"La politique européenne est méga ch*****, mais allez votez le weekend prochain. Sinon ce seront les citoyens âgés qui décideront de votre futur".
Le Youtubeur allemand Rezo est actuellement le cauchemar des partis traditionnels de l'élite du pays. Dans sa vidéo "Die Zerstörung der CDU" (la destruction du CDU), le jeune homme de 26 ans démonte les politiques majeures du parti conservateur des Chrétiens démocrates d'Angela Merkel (le CDU). Selon lui, au cours des nombreuses années pendant lesquels ce parti était au pouvoir, ce dernier a été en échec dans presque tous les domaines. L'écart entre les riches et les pauvres s'est renforcé, la politique environnementale du pays est désastreuse, et trop peu de fonds ont été alloués à l'éducation et à l'égalité des chances. Ses affirmations se fondent par ailleurs sur des sources qu'il cite dans la vidéo. Celle-ci est devenue virale avant les élections européennes de mai, et elle a été énormément partagée parmi ses fans et suiveurs, leurs parents et enfin plus généralement sur les réseaux sociaux (plus de 14 millions de clics en deux semaines). Peu de temps avant les élections, presque tous les médias allemands parlaient de Rezo.
Au début de sa vidéo Youtube, il avait promis qu'il s'agirait pas d'une "nouvelle vidéo ennuyante sur la politique". Il ressentait que les faits et chiffres conduiraient eux-mêmes à la conclusion selon laquelle le CDU se détruisait lui-même, et détruisait aussi lui-même son image et ses résultats électoraux.

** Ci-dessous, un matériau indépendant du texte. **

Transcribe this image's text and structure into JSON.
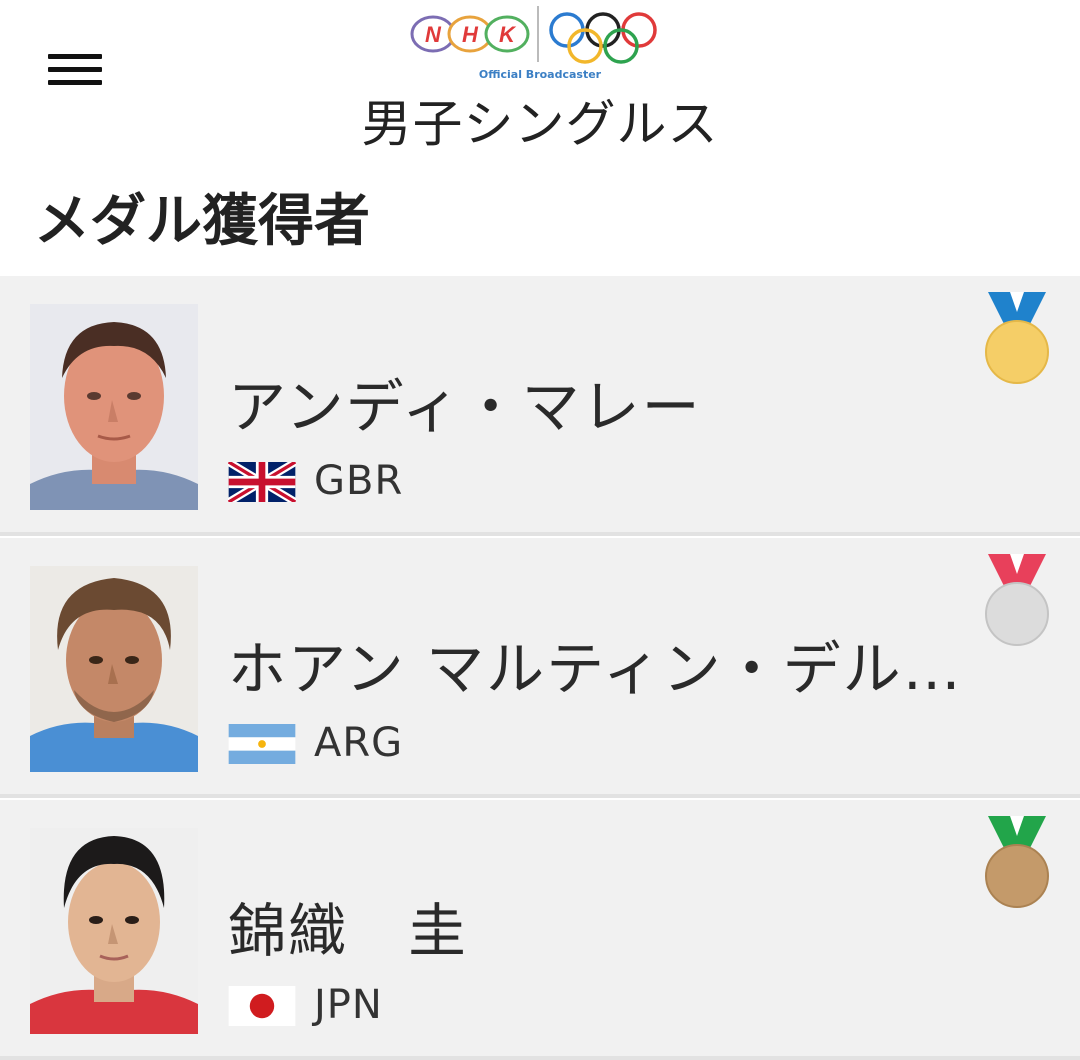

Éloquent, charmant, authentique et précis dans ses opinions présentées dans une vidéo dans un style typique et habituel des chaînes Youtube, il a convaincu ses fans. Ou plutôt devrait-on dire qu'il les a influencés (en propageant son opinion et en agitant la population, comme certains responsables politiques l'affirment ?).
Rezo a tiré profit de sa popularité pour exprimer son avis. Dans une interview données au site www.bento.de, il confirme n'avoir été payé par personne et qu'il voulait juste que plus de personnes débattent de ces questions. Pour beaucoup, sa déclaration à la fin de cette vidéo longue de 55 minutes, où il demande : "S'il vous plaît, ne votez pas pour le SPD, S'il vous plaît, ne votez pas pour le CDU, S'il vous plaît, ne votez pas pour le CSU et certainement pas pour l'AFD!", vise à manipuler l'opinion publique et constitue un appel direct à voter pour les autres partis. Les Verts ont bel et bien réaliser de bons scores lors de ces élections 2019 et ont été vus comme les vainqueurs de ces élections.
Le CDU a quant à lui perdu 6,4% de ses votes par rapport aux européennes de 2014, et n'a pas tardé à réagir face à cette vidéo virale. La dirigeante du parti, Annegret Kramp-Karrenbauer, a même déclaré que la formation de l'opinion publique ("Meinungsmache") devrait faire l'objet d'une régulation au cours des campagnes électorales.
"Et la question se pose déjà en ce qui concerne la formation de l'opinion : quelles sont les règles du secteur numérique et quelles règles s'appliquent effectivement à ce secteur".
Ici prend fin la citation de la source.